Belichtungszeit

Die Belichtungszeit (englisch exposure time) ist derjenige Zeitraum, in welchem der Bildaufnehmer (herkömmliche Kameras: Film, Digitalkameras: CMOS- oder CCD-Sensor) dem Licht ausgesetzt wird. Eine falsche Belichtungszeit führt zu unterbelichteten (zu kurze Belichtungszeit) oder überbelichteten (zu lange Belichtungszeit) Bildern. Mit dem richtigen Verhältnis aus Belichtungszeit und Blendenöffnung erhält man die benötigte Lichtmenge für eine korrekte Belichtung des Filmmaterials. Die Belichtungszeit wird als zu steuernde Verschlusszeit an der Kamera eingestellt oder auf andere geeignete Weise gebildet, wenn die benötigte Belichtungszeit außerhalb des von der Kamera gesteuerten Verschlusszeitenbereichs liegt.

Die Belichtungszeit kann je nach eingesetzter Technik von Bruchteilen einer Sekunde bis hin zu Stunden reichen. Bei extrem kurzen Zeiten (unter ca. 1/5000s) wird von Kurzzeitfotografie gesprochen, bei Zeiten über ca. 5s von Langzeitbelichtung.
Bei Langzeitaufnahmen ist der Schwarzschildeffekt zu beachten.
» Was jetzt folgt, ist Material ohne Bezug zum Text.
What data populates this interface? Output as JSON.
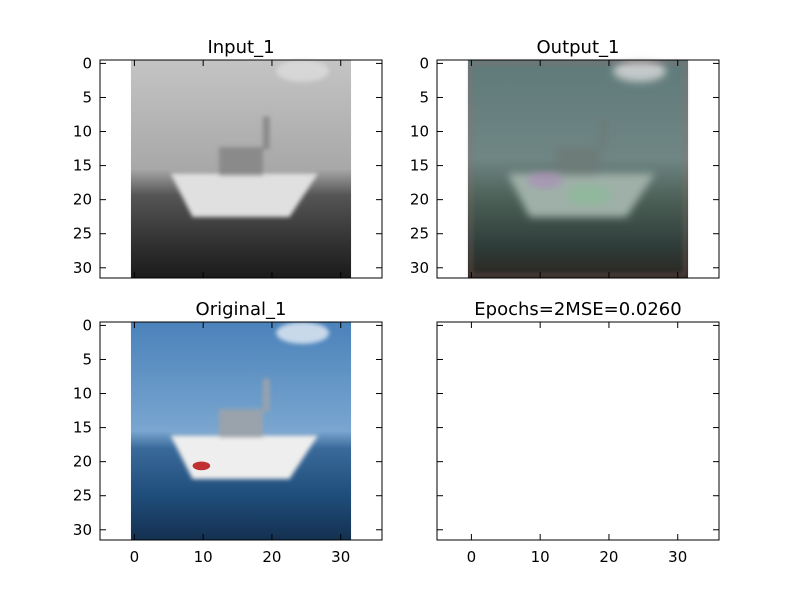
{
  "figure": {
    "background": "#ffffff"
  },
  "chart_data": [
    {
      "type": "image",
      "title": "Input_1",
      "image": "grayscale boat on water",
      "xlim": [
        -5,
        36
      ],
      "ylim": [
        31.5,
        -0.5
      ],
      "image_extent": [
        -0.5,
        31.5
      ],
      "xticks": [],
      "yticks": [
        0,
        5,
        10,
        15,
        20,
        25,
        30
      ],
      "colormap": "gray"
    },
    {
      "type": "image",
      "title": "Output_1",
      "image": "blurry reconstructed boat with color noise",
      "xlim": [
        -5,
        36
      ],
      "ylim": [
        31.5,
        -0.5
      ],
      "image_extent": [
        -0.5,
        31.5
      ],
      "xticks": [],
      "yticks": [
        0,
        5,
        10,
        15,
        20,
        25,
        30
      ]
    },
    {
      "type": "image",
      "title": "Original_1",
      "image": "color photo of white boat on blue sea",
      "xlim": [
        -5,
        36
      ],
      "ylim": [
        31.5,
        -0.5
      ],
      "image_extent": [
        -0.5,
        31.5
      ],
      "xticks": [
        0,
        10,
        20,
        30
      ],
      "yticks": [
        0,
        5,
        10,
        15,
        20,
        25,
        30
      ]
    },
    {
      "type": "image",
      "title": "Epochs=2MSE=0.0260",
      "image": "",
      "xlim": [
        -5,
        36
      ],
      "ylim": [
        31.5,
        -0.5
      ],
      "xticks": [
        0,
        10,
        20,
        30
      ],
      "yticks": []
    }
  ],
  "colors": {
    "axes": "#000000",
    "sky_gray": "#bdbdbd",
    "sea_dark": "#2a2a2a",
    "sky_blue": "#5a8fc2",
    "sea_blue": "#1f4d7a",
    "boat_white": "#e8e8e8",
    "output_green": "#4f6f68"
  }
}
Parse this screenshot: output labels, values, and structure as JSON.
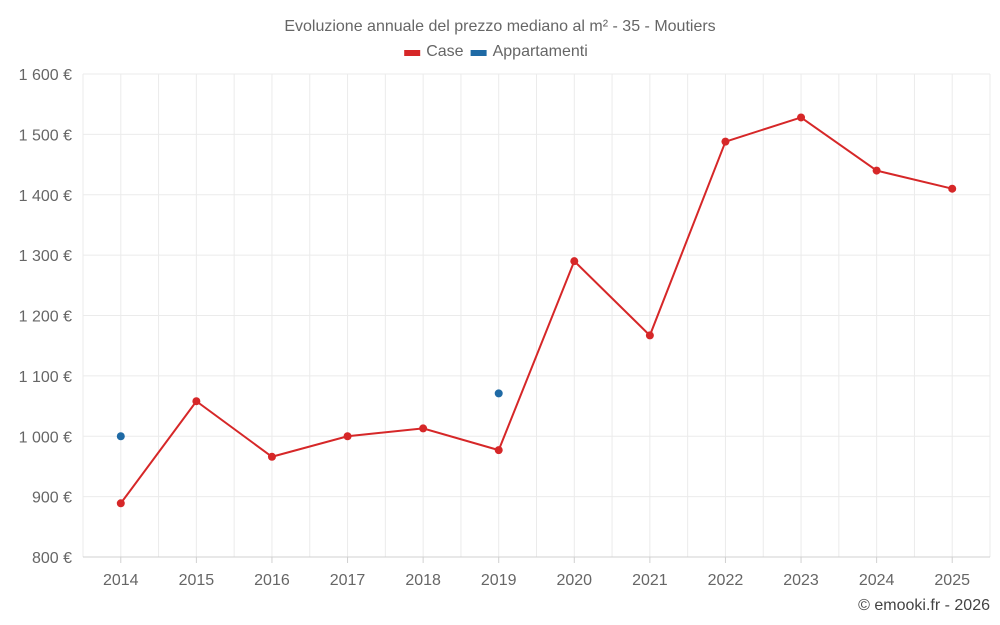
{
  "chart_data": {
    "type": "line",
    "title": "Evoluzione annuale del prezzo mediano al m² - 35 - Moutiers",
    "categories": [
      "2014",
      "2015",
      "2016",
      "2017",
      "2018",
      "2019",
      "2020",
      "2021",
      "2022",
      "2023",
      "2024",
      "2025"
    ],
    "ylim": [
      800,
      1600
    ],
    "yticks": [
      800,
      900,
      1000,
      1100,
      1200,
      1300,
      1400,
      1500,
      1600
    ],
    "ytick_labels": [
      "800 €",
      "900 €",
      "1 000 €",
      "1 100 €",
      "1 200 €",
      "1 300 €",
      "1 400 €",
      "1 500 €",
      "1 600 €"
    ],
    "grid": true,
    "legend_position": "top-center",
    "series": [
      {
        "name": "Case",
        "color": "#d62728",
        "connect": true,
        "values": [
          889,
          1058,
          966,
          1000,
          1013,
          977,
          1290,
          1167,
          1488,
          1528,
          1440,
          1410
        ]
      },
      {
        "name": "Appartamenti",
        "color": "#1f6aa5",
        "connect": false,
        "values": [
          1000,
          null,
          null,
          null,
          null,
          1071,
          null,
          null,
          null,
          null,
          null,
          null
        ]
      }
    ]
  },
  "credit": "© emooki.fr - 2026"
}
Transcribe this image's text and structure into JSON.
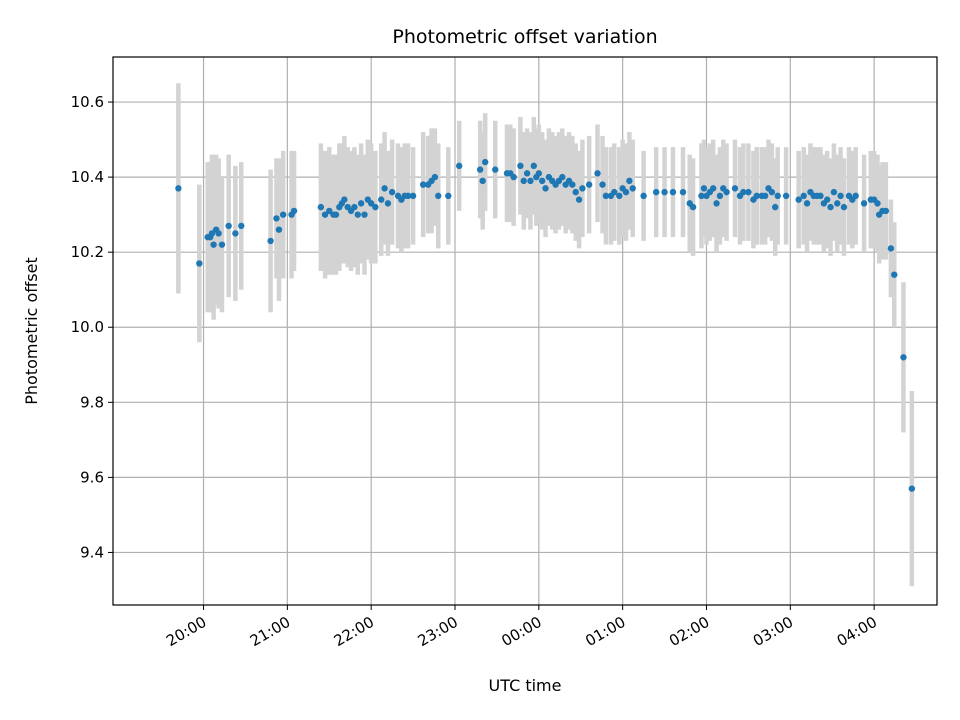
{
  "chart_data": {
    "type": "scatter",
    "title": "Photometric offset variation",
    "xlabel": "UTC time",
    "ylabel": "Photometric offset",
    "xlim_hours": [
      18.92,
      28.75
    ],
    "ylim": [
      9.26,
      10.72
    ],
    "grid": true,
    "x_ticks": [
      {
        "h": 20,
        "label": "20:00"
      },
      {
        "h": 21,
        "label": "21:00"
      },
      {
        "h": 22,
        "label": "22:00"
      },
      {
        "h": 23,
        "label": "23:00"
      },
      {
        "h": 24,
        "label": "00:00"
      },
      {
        "h": 25,
        "label": "01:00"
      },
      {
        "h": 26,
        "label": "02:00"
      },
      {
        "h": 27,
        "label": "03:00"
      },
      {
        "h": 28,
        "label": "04:00"
      }
    ],
    "y_ticks": [
      {
        "v": 9.4,
        "label": "9.4"
      },
      {
        "v": 9.6,
        "label": "9.6"
      },
      {
        "v": 9.8,
        "label": "9.8"
      },
      {
        "v": 10.0,
        "label": "10.0"
      },
      {
        "v": 10.2,
        "label": "10.2"
      },
      {
        "v": 10.4,
        "label": "10.4"
      },
      {
        "v": 10.6,
        "label": "10.6"
      }
    ],
    "marker_color": "#1f77b4",
    "errorbar_color": "#d3d3d3",
    "series": [
      {
        "points": [
          [
            19.7,
            10.37,
            0.28
          ],
          [
            19.95,
            10.17,
            0.21
          ],
          [
            20.05,
            10.24,
            0.2
          ],
          [
            20.08,
            10.24,
            0.2
          ],
          [
            20.1,
            10.25,
            0.21
          ],
          [
            20.12,
            10.22,
            0.2
          ],
          [
            20.15,
            10.26,
            0.2
          ],
          [
            20.18,
            10.25,
            0.2
          ],
          [
            20.22,
            10.22,
            0.18
          ],
          [
            20.3,
            10.27,
            0.19
          ],
          [
            20.38,
            10.25,
            0.18
          ],
          [
            20.45,
            10.27,
            0.17
          ],
          [
            20.8,
            10.23,
            0.19
          ],
          [
            20.87,
            10.29,
            0.16
          ],
          [
            20.9,
            10.26,
            0.19
          ],
          [
            20.95,
            10.3,
            0.17
          ],
          [
            21.05,
            10.3,
            0.17
          ],
          [
            21.08,
            10.31,
            0.16
          ],
          [
            21.4,
            10.32,
            0.17
          ],
          [
            21.45,
            10.3,
            0.17
          ],
          [
            21.5,
            10.31,
            0.17
          ],
          [
            21.55,
            10.3,
            0.16
          ],
          [
            21.58,
            10.3,
            0.16
          ],
          [
            21.62,
            10.32,
            0.17
          ],
          [
            21.65,
            10.33,
            0.16
          ],
          [
            21.68,
            10.34,
            0.17
          ],
          [
            21.72,
            10.32,
            0.16
          ],
          [
            21.76,
            10.31,
            0.16
          ],
          [
            21.8,
            10.32,
            0.16
          ],
          [
            21.84,
            10.3,
            0.16
          ],
          [
            21.88,
            10.33,
            0.16
          ],
          [
            21.92,
            10.3,
            0.16
          ],
          [
            21.96,
            10.34,
            0.16
          ],
          [
            22.0,
            10.33,
            0.16
          ],
          [
            22.05,
            10.32,
            0.15
          ],
          [
            22.12,
            10.34,
            0.15
          ],
          [
            22.16,
            10.37,
            0.15
          ],
          [
            22.2,
            10.33,
            0.14
          ],
          [
            22.25,
            10.36,
            0.14
          ],
          [
            22.32,
            10.35,
            0.14
          ],
          [
            22.36,
            10.34,
            0.14
          ],
          [
            22.4,
            10.35,
            0.14
          ],
          [
            22.44,
            10.35,
            0.14
          ],
          [
            22.5,
            10.35,
            0.13
          ],
          [
            22.62,
            10.38,
            0.14
          ],
          [
            22.68,
            10.38,
            0.13
          ],
          [
            22.72,
            10.39,
            0.14
          ],
          [
            22.76,
            10.4,
            0.13
          ],
          [
            22.8,
            10.35,
            0.14
          ],
          [
            22.92,
            10.35,
            0.13
          ],
          [
            23.05,
            10.43,
            0.12
          ],
          [
            23.3,
            10.42,
            0.13
          ],
          [
            23.33,
            10.39,
            0.13
          ],
          [
            23.36,
            10.44,
            0.13
          ],
          [
            23.48,
            10.42,
            0.13
          ],
          [
            23.62,
            10.41,
            0.13
          ],
          [
            23.66,
            10.41,
            0.13
          ],
          [
            23.7,
            10.4,
            0.13
          ],
          [
            23.78,
            10.43,
            0.13
          ],
          [
            23.82,
            10.39,
            0.13
          ],
          [
            23.86,
            10.41,
            0.12
          ],
          [
            23.9,
            10.39,
            0.13
          ],
          [
            23.94,
            10.43,
            0.13
          ],
          [
            23.97,
            10.4,
            0.13
          ],
          [
            24.0,
            10.41,
            0.13
          ],
          [
            24.04,
            10.39,
            0.13
          ],
          [
            24.08,
            10.37,
            0.13
          ],
          [
            24.12,
            10.4,
            0.13
          ],
          [
            24.16,
            10.39,
            0.13
          ],
          [
            24.2,
            10.38,
            0.13
          ],
          [
            24.24,
            10.39,
            0.13
          ],
          [
            24.28,
            10.4,
            0.13
          ],
          [
            24.32,
            10.38,
            0.13
          ],
          [
            24.36,
            10.39,
            0.13
          ],
          [
            24.4,
            10.38,
            0.13
          ],
          [
            24.44,
            10.36,
            0.13
          ],
          [
            24.48,
            10.34,
            0.13
          ],
          [
            24.52,
            10.37,
            0.13
          ],
          [
            24.6,
            10.38,
            0.13
          ],
          [
            24.7,
            10.41,
            0.13
          ],
          [
            24.76,
            10.38,
            0.13
          ],
          [
            24.8,
            10.35,
            0.13
          ],
          [
            24.86,
            10.35,
            0.13
          ],
          [
            24.9,
            10.36,
            0.13
          ],
          [
            24.96,
            10.35,
            0.13
          ],
          [
            25.0,
            10.37,
            0.13
          ],
          [
            25.04,
            10.36,
            0.13
          ],
          [
            25.08,
            10.39,
            0.13
          ],
          [
            25.12,
            10.37,
            0.13
          ],
          [
            25.25,
            10.35,
            0.12
          ],
          [
            25.4,
            10.36,
            0.12
          ],
          [
            25.5,
            10.36,
            0.12
          ],
          [
            25.6,
            10.36,
            0.12
          ],
          [
            25.72,
            10.36,
            0.12
          ],
          [
            25.8,
            10.33,
            0.13
          ],
          [
            25.84,
            10.32,
            0.13
          ],
          [
            25.94,
            10.35,
            0.14
          ],
          [
            25.97,
            10.37,
            0.13
          ],
          [
            26.0,
            10.35,
            0.13
          ],
          [
            26.04,
            10.36,
            0.13
          ],
          [
            26.08,
            10.37,
            0.13
          ],
          [
            26.12,
            10.33,
            0.13
          ],
          [
            26.16,
            10.35,
            0.13
          ],
          [
            26.2,
            10.37,
            0.13
          ],
          [
            26.24,
            10.36,
            0.13
          ],
          [
            26.34,
            10.37,
            0.13
          ],
          [
            26.4,
            10.35,
            0.13
          ],
          [
            26.44,
            10.36,
            0.13
          ],
          [
            26.5,
            10.36,
            0.13
          ],
          [
            26.56,
            10.34,
            0.13
          ],
          [
            26.6,
            10.35,
            0.13
          ],
          [
            26.66,
            10.35,
            0.13
          ],
          [
            26.7,
            10.35,
            0.13
          ],
          [
            26.74,
            10.37,
            0.13
          ],
          [
            26.78,
            10.36,
            0.13
          ],
          [
            26.82,
            10.32,
            0.13
          ],
          [
            26.85,
            10.35,
            0.13
          ],
          [
            26.95,
            10.35,
            0.13
          ],
          [
            27.1,
            10.34,
            0.13
          ],
          [
            27.16,
            10.35,
            0.13
          ],
          [
            27.2,
            10.33,
            0.13
          ],
          [
            27.24,
            10.36,
            0.13
          ],
          [
            27.28,
            10.35,
            0.13
          ],
          [
            27.32,
            10.35,
            0.13
          ],
          [
            27.36,
            10.35,
            0.13
          ],
          [
            27.4,
            10.33,
            0.13
          ],
          [
            27.44,
            10.34,
            0.13
          ],
          [
            27.48,
            10.32,
            0.13
          ],
          [
            27.52,
            10.36,
            0.13
          ],
          [
            27.56,
            10.33,
            0.13
          ],
          [
            27.6,
            10.35,
            0.13
          ],
          [
            27.64,
            10.32,
            0.13
          ],
          [
            27.7,
            10.35,
            0.13
          ],
          [
            27.74,
            10.34,
            0.13
          ],
          [
            27.78,
            10.35,
            0.13
          ],
          [
            27.88,
            10.33,
            0.13
          ],
          [
            27.96,
            10.34,
            0.13
          ],
          [
            28.0,
            10.34,
            0.13
          ],
          [
            28.04,
            10.33,
            0.13
          ],
          [
            28.06,
            10.3,
            0.13
          ],
          [
            28.1,
            10.31,
            0.13
          ],
          [
            28.14,
            10.31,
            0.13
          ],
          [
            28.2,
            10.21,
            0.13
          ],
          [
            28.24,
            10.14,
            0.14
          ],
          [
            28.35,
            9.92,
            0.2
          ],
          [
            28.45,
            9.57,
            0.26
          ]
        ]
      }
    ]
  }
}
Die notwendige Belichtungszeit wird mit zunehmendem Lichteinfall (Helligkeit) sowie zunehmender Lichtempfindlichkeit des Bildaufnehmers (ISO-Zahl - je höher, umso lichtempfindlicher) kürzer. Ermittelt wird die richtige Belichtungszeit mit einem Belichtungsmesser.

Neben der Blende ist die Belichtungszeit das wichtigste Mittel zur Gestaltung fotographischer Werke (Bewegungsunschärfe).